Le projet de loi Macron n’a pas trouvé de terrain d’arbitrage entre la version votée par les sénateurs et celles des députés. Résultat des courses, le texte revient à partir d’aujourd’hui en commission à l’Assemblée nationale. Là, des parlementaires s’opposent bec et ongles à l’amendement visant à réguler davantage les moteurs de recherches, du moins dans sa logique actuelle.
En avril dernier, les sénateurs avaient voté l’amendement dit anti-Google. Déposé par trois présidents de commission au Sénat, l’UDI Catherine Morin-Desailly (Culture), les UMP Jean Bizet (Affaires européennes) et Jean-Claude Lenoir (Affaires économiques), ainsi que par les sénateurs Bruno Retailleau (UMP) et Chantal Jouanno (UDI), le texte a une logique simple : dès lors qu’un moteur a « un effet structurant sur le fonctionnement de l’économie numérique », il est contraint à une série d’obligations.
Et si Google faisait de la pub pour Bing ?
Quelles obligations ? Citons afficher sur sa page d’accueil de liens vers trois autres moteurs de recherche « sans lien juridique avec cet exploitant ». Détailler les « principes généraux de classement ou de référencement proposés », en imposant une obligation générale de « loyauté » et de non-discrimination, sans que soient favorisés « ses propres services ou ceux de toute autre entité ayant un lien juridique avec lui ». Enfin, s’interdire d’obliger « un tiers proposant des solutions logicielles ou des appareils de communications électroniques à utiliser, de façon exclusive, ledit moteur de recherche pour accéder à Internet ». Pour les contrevenants, ces obligations seraient alors sanctionnées lourdement par l’ARCEP, avec une amende pouvant être portée à 10 % du chiffre d’affaires mondial.

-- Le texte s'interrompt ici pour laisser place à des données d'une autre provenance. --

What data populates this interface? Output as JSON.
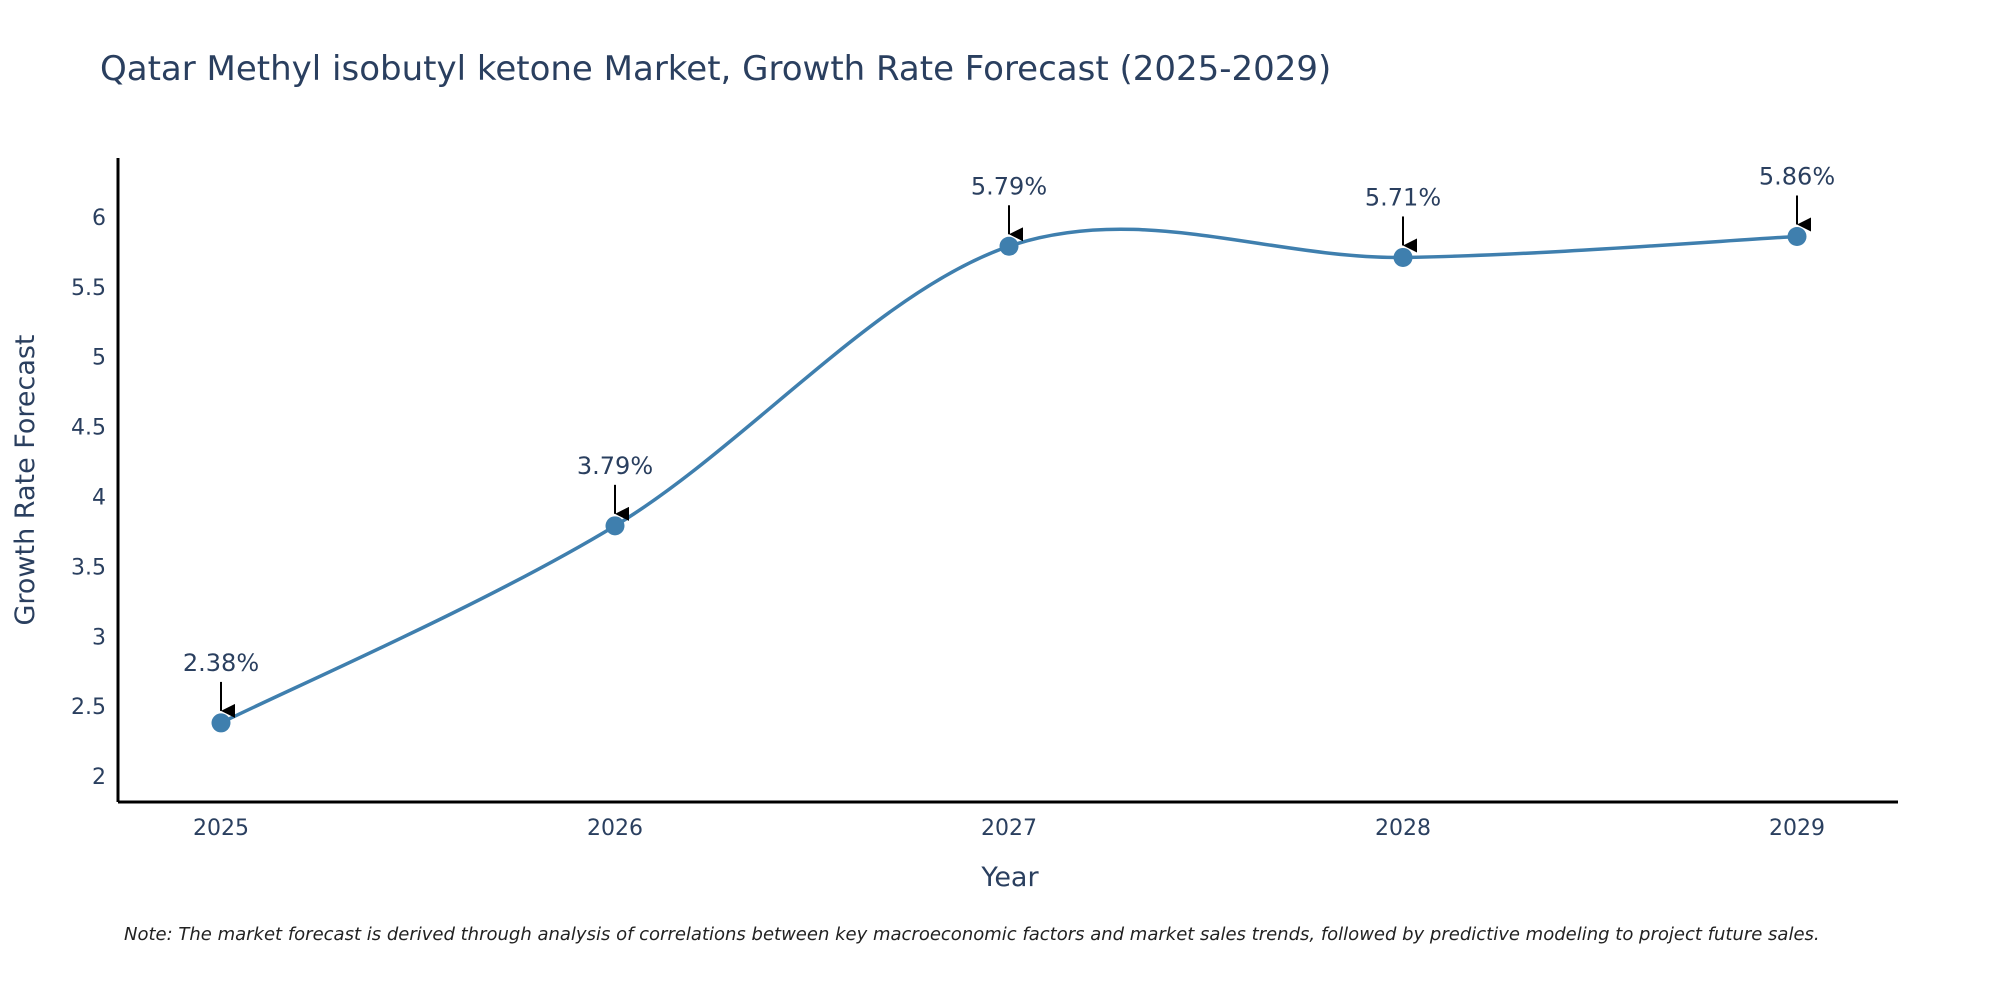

Selon Catherine Morin-Desailly, l’enjeu est de protéger nos acteurs face aux géants, au hasard américains. « Il y a aujourd’hui des abus de position dominante qui se conjuguent avec la question des données personnelles, lesquelles permettent d’affiner encore et toujours plus le marketing et l’orientation des consommateurs sur la Toile, tout cela en générant de plus en plus de bénéfice et sapant l’action publique ». « Doit-on être demain les acteurs ou les simples consommateurs de cet agenda numérique ? » se demande-t-elle.
L’opposition du gouvernement, un possible plan B
L'enjeu de cet amendement est aussi de faire sortir l’exécutif du bois. Comment celui-ci qui n’a cessé de critiquer les positions des géants américains allait-il s’y opposer ? Lors des débats au Sénat, justement, le gouvernement s’est montré très tiède à l’idée de voir voter une telle disposition. Au Sénat, Emmanuel Macron y a vu une « atteinte disproportionnée à la liberté d’entreprendre ». Selon lui, « ce serait comme demander à Renault de faire de la publicité pour Peugeot sur ses pare-brise ». Au surplus, confier le képi à l’ARCEP n’est pas judicieux puisque le problème est concurrentiel, non sectoriel. Enfin, ce dossier est sur le feu à Bruxelles et ces dispositions ne sont pas opérantes puisque Google n’est qu’une régie en France.
D’après le ministre de l’Économie, il serait d’ailleurs plus opportun de jouer sur le levier du droit de la consommation. « La loi du 17 mars 2014 donne une base : l'article L. 111-5 du code de la consommation sur les comparateurs de prix ayant un siège en France. Plutôt que de réguler les plateformes, donnons aux consommateurs la possibilité de faire valoir leurs droits. Lançons et multiplions les contrôles. »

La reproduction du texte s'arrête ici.